Momenteel worden de in Gedelegeerde Verordening (EU) nr. 231/2013 van de Commissie (2) vervatte vereisten inzake de scheiding van activa door bevoegde autoriteiten en binnen de sector op verschillende wijze toegepast. Er moet worden verduidelijkt dat bewaarders, die de eerste schakel van de bewaarnemingsketen vormen, weliswaar verplicht zijn voor elke abi-cliënt een individuele rekening te openen om financiële instrumenten op aan te houden, maar dat in geval van delegatie van de bewaarnemingstaak aan een derde, deze de activa van cliënten van één en dezelfde bewaarder, waaronder de activa van abi's en instellingen voor collectieve belegging in effecten („icbe's”), op een omnibusrekening moet kunnen aanhouden. Op deze omnibusrekening mogen nooit de eigen activa van de bewaarder, de eigen activa van de derde en aan andere cliënten van de derde toebehorende activa worden aangehouden. Evenzo geldt dat ingeval de bewaarnemingstaak verder wordt gedelegeerd, de onderbewaarnemer activa van cliënten van de delegerende bewaarnemer op een omnibusrekening moet kunnen aanhouden. Op deze omnibusrekening mogen nooit de eigen activa van de onderbewaarnemer, de eigen activa van de delegerende bewaarnemer en aan andere cliënten van de onderbewaarnemer toebehorende activa worden aangehouden. Dit is noodzakelijk om een gezond evenwicht tussen marktefficiëntie en beleggersbescherming te bewerkstelligen.

 

(3)

Teneinde een zo klein mogelijk risico te lopen op verlies van activa aangehouden op omnibusrekeningen voor financiële instrumenten die worden geopend door derden aan wie de bewaarnemingstaak is gedelegeerd, moet de frequentie van de aansluitingen tussen de financiële-instrumentenrekeningen en de gegevens van de bewaarder van een abi-cliënt en de derde, dan wel, indien de bewaarnemingstaak verder langs de bewaarnemingsketen is gedelegeerd, tussen de betrokken derden, een tijdige doorzending van de desbetreffende informatie aan de bewaarder waarborgen.

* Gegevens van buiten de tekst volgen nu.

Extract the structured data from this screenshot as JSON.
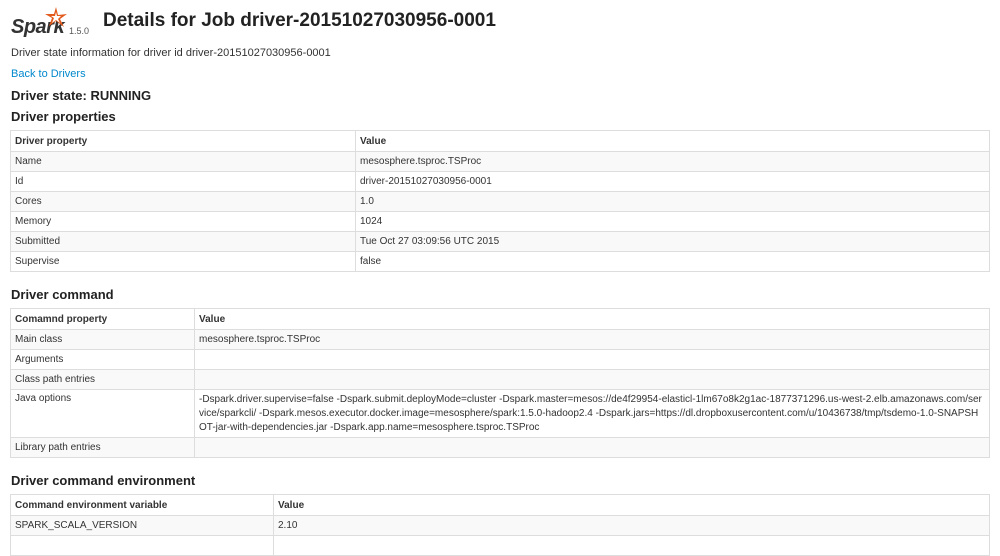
{
  "header": {
    "logo_word": "Spark",
    "logo_version": "1.5.0",
    "title": "Details for Job driver-20151027030956-0001"
  },
  "info": "Driver state information for driver id driver-20151027030956-0001",
  "back_link": "Back to Drivers",
  "state": "Driver state: RUNNING",
  "properties": {
    "heading": "Driver properties",
    "columns": [
      "Driver property",
      "Value"
    ],
    "rows": [
      [
        "Name",
        "mesosphere.tsproc.TSProc"
      ],
      [
        "Id",
        "driver-20151027030956-0001"
      ],
      [
        "Cores",
        "1.0"
      ],
      [
        "Memory",
        "1024"
      ],
      [
        "Submitted",
        "Tue Oct 27 03:09:56 UTC 2015"
      ],
      [
        "Supervise",
        "false"
      ]
    ]
  },
  "command": {
    "heading": "Driver command",
    "columns": [
      "Comamnd property",
      "Value"
    ],
    "rows": [
      [
        "Main class",
        "mesosphere.tsproc.TSProc"
      ],
      [
        "Arguments",
        ""
      ],
      [
        "Class path entries",
        ""
      ],
      [
        "Java options",
        "-Dspark.driver.supervise=false -Dspark.submit.deployMode=cluster -Dspark.master=mesos://de4f29954-elasticl-1lm67o8k2g1ac-1877371296.us-west-2.elb.amazonaws.com/service/sparkcli/ -Dspark.mesos.executor.docker.image=mesosphere/spark:1.5.0-hadoop2.4 -Dspark.jars=https://dl.dropboxusercontent.com/u/10436738/tmp/tsdemo-1.0-SNAPSHOT-jar-with-dependencies.jar -Dspark.app.name=mesosphere.tsproc.TSProc"
      ],
      [
        "Library path entries",
        ""
      ]
    ]
  },
  "environment": {
    "heading": "Driver command environment",
    "columns": [
      "Command environment variable",
      "Value"
    ],
    "rows": [
      [
        "SPARK_SCALA_VERSION",
        "2.10"
      ],
      [
        "",
        ""
      ]
    ]
  }
}
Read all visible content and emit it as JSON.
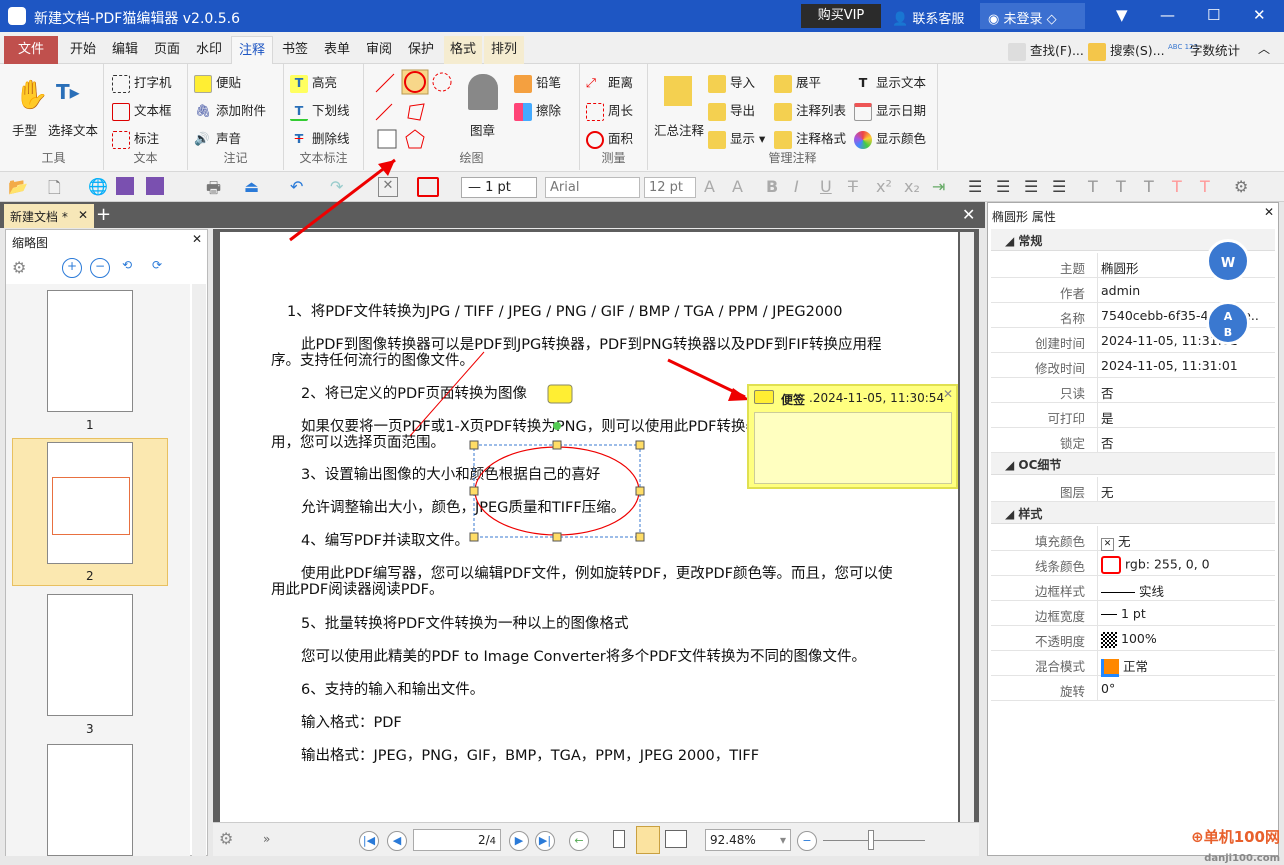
{
  "title": "新建文档-PDF猫编辑器 v2.0.5.6",
  "titlebar": {
    "buy_vip": "购买VIP",
    "support": "联系客服",
    "login": "未登录"
  },
  "menu_tabs": [
    "文件",
    "开始",
    "编辑",
    "页面",
    "水印",
    "注释",
    "书签",
    "表单",
    "审阅",
    "保护",
    "格式",
    "排列"
  ],
  "active_tab": "注释",
  "quick": {
    "find": "查找(F)...",
    "search": "搜索(S)...",
    "wordcount": "字数统计",
    "wordcount_icon_text": "ABC 123"
  },
  "ribbon": {
    "tools": {
      "label": "工具",
      "hand": "手型",
      "select_text": "选择文本"
    },
    "text": {
      "label": "文本",
      "typewriter": "打字机",
      "textbox": "文本框",
      "callout": "标注"
    },
    "notes": {
      "label": "注记",
      "sticky": "便贴",
      "attach": "添加附件",
      "sound": "声音"
    },
    "markup": {
      "label": "文本标注",
      "highlight": "高亮",
      "underline": "下划线",
      "strikeout": "删除线"
    },
    "drawing": {
      "label": "绘图",
      "stamp": "图章",
      "pencil": "铅笔",
      "eraser": "擦除"
    },
    "measure": {
      "label": "测量",
      "distance": "距离",
      "perimeter": "周长",
      "area": "面积"
    },
    "manage": {
      "label": "管理注释",
      "summary": "汇总注释",
      "import": "导入",
      "export": "导出",
      "show": "显示",
      "flatten": "展平",
      "list": "注释列表",
      "format": "注释格式",
      "show_text": "显示文本",
      "show_date": "显示日期",
      "show_color": "显示颜色"
    }
  },
  "toolbar": {
    "line_width": "1 pt",
    "font": "Arial",
    "font_size": "12 pt"
  },
  "doc_tab": "新建文档 *",
  "thumbnails": {
    "title": "缩略图",
    "pages": [
      "1",
      "2",
      "3"
    ],
    "selected": "2"
  },
  "document": {
    "lines": [
      "1、将PDF文件转换为JPG / TIFF / JPEG / PNG / GIF / BMP / TGA / PPM / JPEG2000",
      "此PDF到图像转换器可以是PDF到JPG转换器，PDF到PNG转换器以及PDF到FIF转换应用程",
      "序。支持任何流行的图像文件。",
      "2、将已定义的PDF页面转换为图像",
      "如果仅要将一页PDF或1-X页PDF转换为PNG，则可以使用此PDF转换器。 PDF页面数已启",
      "用，您可以选择页面范围。",
      "3、设置输出图像的大小和颜色根据自己的喜好",
      "允许调整输出大小，颜色，JPEG质量和TIFF压缩。",
      "4、编写PDF并读取文件。",
      "使用此PDF编写器，您可以编辑PDF文件，例如旋转PDF，更改PDF颜色等。而且，您可以使",
      "用此PDF阅读器阅读PDF。",
      "5、批量转换将PDF文件转换为一种以上的图像格式",
      "您可以使用此精美的PDF to Image Converter将多个PDF文件转换为不同的图像文件。",
      "6、支持的输入和输出文件。",
      "输入格式：PDF",
      "输出格式：JPEG，PNG，GIF，BMP，TGA，PPM，JPEG 2000，TIFF"
    ]
  },
  "sticky_note": {
    "label": "便签",
    "date": ".2024-11-05, 11:30:54"
  },
  "navigation": {
    "page_current": "2",
    "page_total": "4",
    "zoom": "92.48%"
  },
  "properties": {
    "title": "椭圆形 属性",
    "sections": {
      "general": "常规",
      "oc": "OC细节",
      "style": "样式"
    },
    "general": [
      [
        "主题",
        "椭圆形"
      ],
      [
        "作者",
        "admin"
      ],
      [
        "名称",
        "7540cebb-6f35-4c7...de.."
      ],
      [
        "创建时间",
        "2024-11-05, 11:31:01"
      ],
      [
        "修改时间",
        "2024-11-05, 11:31:01"
      ],
      [
        "只读",
        "否"
      ],
      [
        "可打印",
        "是"
      ],
      [
        "锁定",
        "否"
      ]
    ],
    "oc": [
      [
        "图层",
        "无"
      ]
    ],
    "style": [
      [
        "填充颜色",
        "无"
      ],
      [
        "线条颜色",
        "rgb: 255, 0, 0"
      ],
      [
        "边框样式",
        "实线"
      ],
      [
        "边框宽度",
        "1 pt"
      ],
      [
        "不透明度",
        "100%"
      ],
      [
        "混合模式",
        "正常"
      ],
      [
        "旋转",
        "0°"
      ]
    ]
  },
  "overlay": {
    "convert_a": "A",
    "convert_b": "B",
    "word": "W"
  },
  "watermark": {
    "site": "单机100网",
    "url": "danji100.com"
  },
  "colors": {
    "titlebar": "#1e56c3",
    "file_tab": "#c0504d",
    "annotation": "#ff0000",
    "note": "#ffff99"
  }
}
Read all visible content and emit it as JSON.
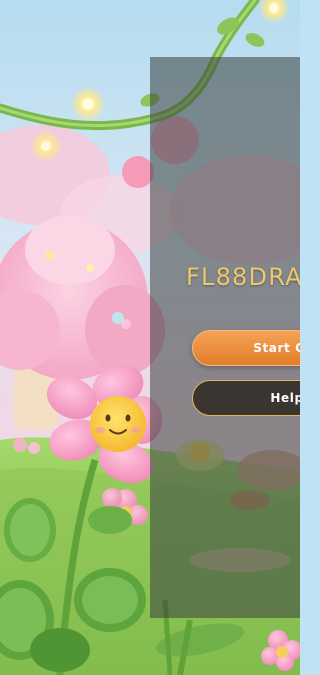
{
  "game": {
    "title": "FL88DRA"
  },
  "menu": {
    "start_label": "Start Gar",
    "help_label": "Help"
  },
  "colors": {
    "title": "#f2c66a",
    "start_button": "#e88a3a",
    "help_border": "#e6b25e",
    "overlay": "#3a4240"
  }
}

Bovendien moet de frequentie van deze aansluitingen afhankelijk zijn van een beweging op die omnibusrekening, onder meer ook als gevolg van transacties met betrekking tot de activa die aan andere cliënten van de bewaarder toebehoren en die op dezelfde omnibusrekening als de activa van de abi worden aangehouden.

 

(4)

De bewaarder moet zijn taken doeltreffend kunnen blijven vervullen wanneer de bewaarneming van aan zijn abi-cliënten toebehorende activa aan een derde is overgedragen. Daarom moet worden verlangd dat de bewaarder op de financiële-instrumentenrekening die hij op naam van zijn abi-cliënt of op naam van de namens de abi optredende abi-beheerder heeft geopend, een vastlegging bijhoudt waaruit blijkt dat de door een derde in bewaarneming genomen activa aan die bepaalde abi toebehoren.

 

(5)

Ter versterking van de positie van bewaarders ten aanzien van derden aan wie de bewaarneming van activa is overgedragen, moet die relatie worden gedocumenteerd door middel van een schriftelijk delegatiecontract. Op grond van dit contract moet het de bewaarder zijn toegestaan alle noodzakelijke stappen te ondernemen om ervoor te zorgen dat de veiligheid van de in bewaarneming gegeven activa naar behoren is gewaarborgd en dat de derde zich te allen tijde houdt aan het delegatiecontract en aan de vereisten van Richtlijn 2011/61/EU en Gedelegeerde Verordening (EU) nr. 231/2013. Bovendien moeten de bewaarder en de derde formeel overeenkomen of het de derde is toegestaan de bewaarnemingstaken verder te delegeren. In dat geval moeten in het kader van de regeling of het contract tussen de delegerende derde en de derde aan wie de bewaarnemingstaken verder worden gedelegeerd, rechten en plichten gelden die gelijkwaardig zijn aan die welke tussen de bewaarder en de delegerende derde zijn vastgelegd.

 

(6)

Teneinde bewaarders in staat te stellen hun taken te vervullen, is het noodzakelijk het toezicht van bewaarders op de betrokken derden te versterken, ongeacht of deze derden binnen of buiten de Unie zijn gevestigd. Bewaarders moeten ertoe worden verplicht te verifiëren of de financiële instrumenten van abi's correct in de boeken van een derde zijn vastgelegd en of de bijgehouden gegevens nauwkeurig genoeg zijn om de aard, locatie en eigendom van de in bewaarneming gegeven activa te kunnen bepalen. Teneinde de doeltreffende uitvoering van de taken van de bewaarders te faciliteren, moeten derden hun een overzicht verstrekken van alle wijzigingen die van invloed zijn op de activa die ten behoeve van de abi-cliënten van bewaarders in bewaarneming zijn genomen.

 

(7)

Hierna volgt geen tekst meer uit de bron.